In the case of the former they join the line-up of indirect or consumer taxes – first General Sales Tax (GST) and then VAT – which became a feature of the neo-liberal restructuring of economies since the 1980s. A consequence that has seen VAT in South Africa become almost a third of the tax revenue source and individuals overtake corporations in terms of their contribution to the country’s tax burden. That in itself is reprehensible but what is even worse is that given what we now know about these harmful substances – smoking and boozing – the poor are more addicted and now they are paying a greater share of their already miserable earnings under cover of a health tax on substances which promote non-communicable diseases.

So, the poor are disproportionately victims three times over – as victims of non-communicable diseases, as having less capacity to do “lifestyle changes “to offset the non-communicable diseases and carrying a greater burden as tax payers for their own addictions.

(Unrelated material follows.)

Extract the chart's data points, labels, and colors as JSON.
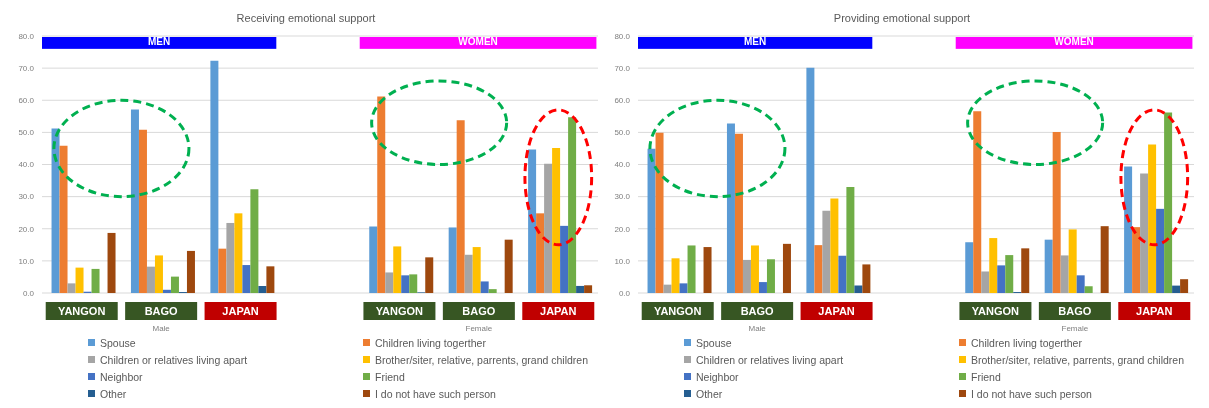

In the battle against non-communicable diseases and the important lifestyle changes required we need to speak more about the governmental policy changes required to both tackle the burden of non-communicable diseases and take the burden off the poor, women and the victims of apartheid. We need to seriously look at public policies of leisure, transport and healthcare and forms of taxation which punish those who produce the harmful substances – big tobacco companies, the spirits companies – through dividends taxes and taxes on turn-over and profit – and that these can be put into a special fund that can be used to finance hospitals and treatment.

We need  a more progressive tax revenue system and a tighter set of tax regulations that compel the wealthy and corporations to pay their share. The state should not abandon people to their own “lifestyle choices” when they cannot make these choices, nor should they be punished by regressive taxes when their poverty already pushes them into lifestyles over which they have no control.

What is clear is that the health science, the state of the nation’s health, and the economic orthodoxy are on a clear collision course and governments will have to decide who they prioritise.

This is a fundamental to democracy.

The views expressed are in an individual capacity and are not necessarily that of the SAMRC.